From proof of concept to production
The period 2023–2024 was dominated by pilot projects and internal experimentation. In 2025, the conversation has shifted decisively: organisations are no longer asking whether to adopt generative AI, but how to do so at scale, safely and with measurable return on investment.
According to our analysis of 200+ enterprise engagements, fewer than 30% of GenAI pilots in 2023 reached production. The primary barriers were not technological but organisational: data governance gaps, unclear ownership, and the absence of robust evaluation frameworks.
Key market trends
1. Foundation model commoditisation. The cost of inference has dropped by over 80% since 2023. Enterprises are no longer building models — they are selecting, fine-tuning and orchestrating them. The competitive advantage lies in proprietary data and integration depth, not in raw model capability.
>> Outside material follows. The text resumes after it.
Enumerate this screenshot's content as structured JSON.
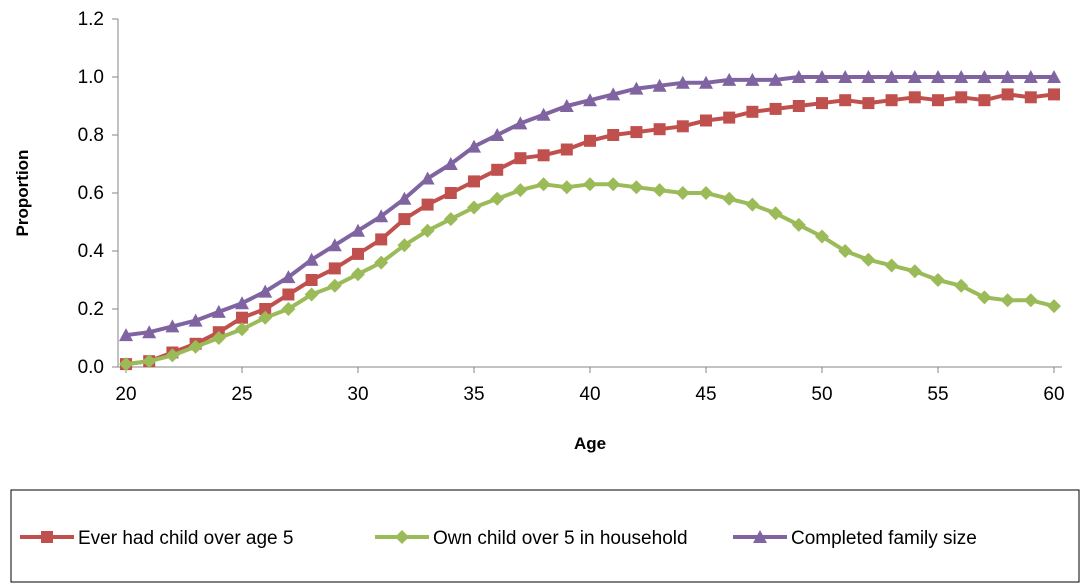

2. Agentic architectures. Single-turn prompt interactions are giving way to multi-step autonomous agents capable of orchestrating tools, accessing external systems and maintaining context over extended workflows. This shift demands new approaches to governance, testing and human-in-the-loop design.
3. RAG as the default pattern. Retrieval-Augmented Generation has become the standard architecture for enterprise knowledge applications. The focus has moved to retrieval quality, chunking strategies and hybrid search rather than the language model itself.
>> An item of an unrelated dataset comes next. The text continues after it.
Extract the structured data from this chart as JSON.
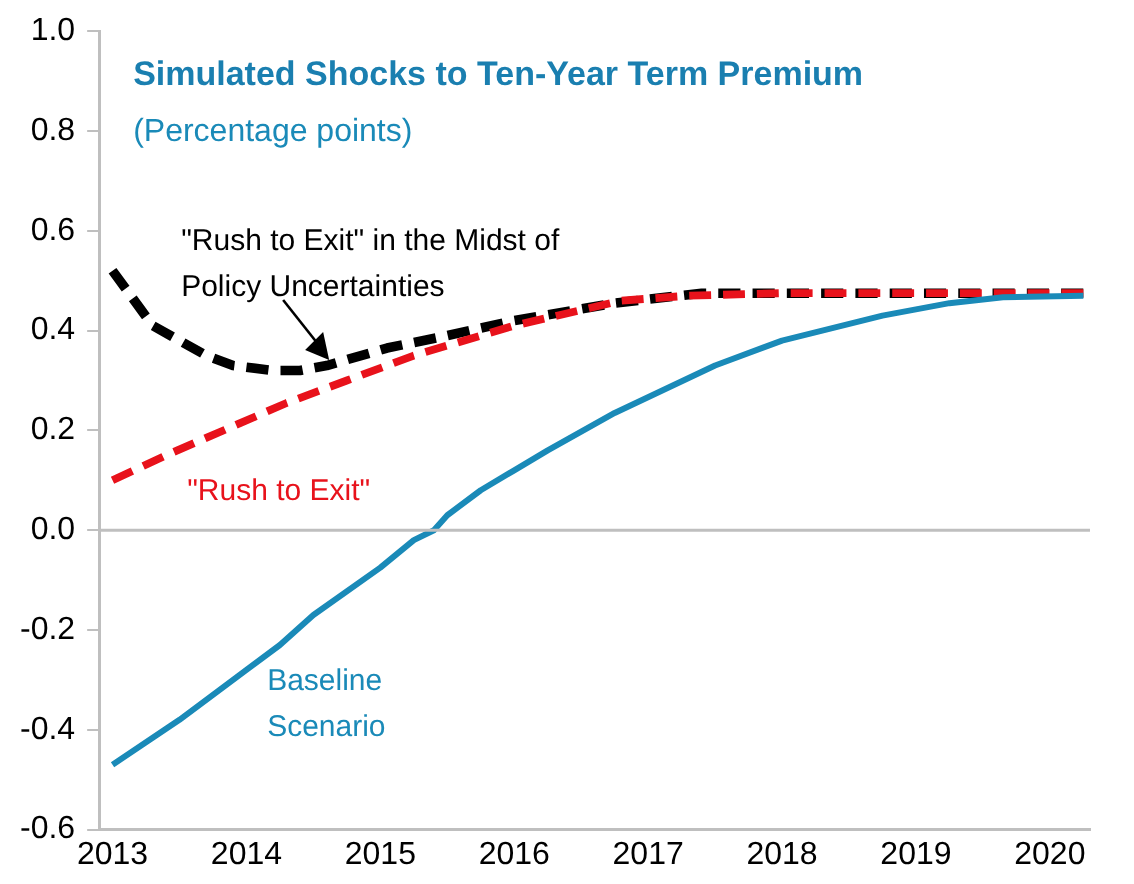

4. Regulatory pressure accelerating. The EU AI Act, entering full application in 2025, introduces new obligations for high-risk AI systems. Compliance is becoming a board-level concern, with significant implications for data lineage, model transparency and audit trails.
Enterprise use cases gaining traction
The highest-value applications in 2025 are concentrated in four domains: knowledge management (internal search, documentation synthesis), software development (code generation, test automation), customer operations (intelligent routing, response drafting), and regulatory compliance (document analysis, reporting automation).
Horizontal productivity tools, while widely deployed, are showing lower measurable ROI than domain-specific applications with deep system integration.
Outlook 2026–2027
We anticipate three major shifts over the next two years. First, AI-native application design will replace AI-augmented legacy systems as the dominant pattern for new builds. Second, multi-model orchestration will become standard — enterprises will maintain portfolios of specialised models rather than single general-purpose deployments. Third, trust and explainability will emerge as a genuine competitive differentiator, particularly in regulated sectors.
Organisations that invest now in robust data infrastructure, model governance frameworks, and AI engineering capabilities will be positioned to capture disproportionate value in this next phase.
Architek's perspective
The enterprises capturing the most value from generative AI today share a common trait: they treat it as an architectural challenge, not a technology procurement decision. Success requires integrating AI into system design from the ground up — with clear data flows, governance boundaries and evaluation pipelines built in from day one.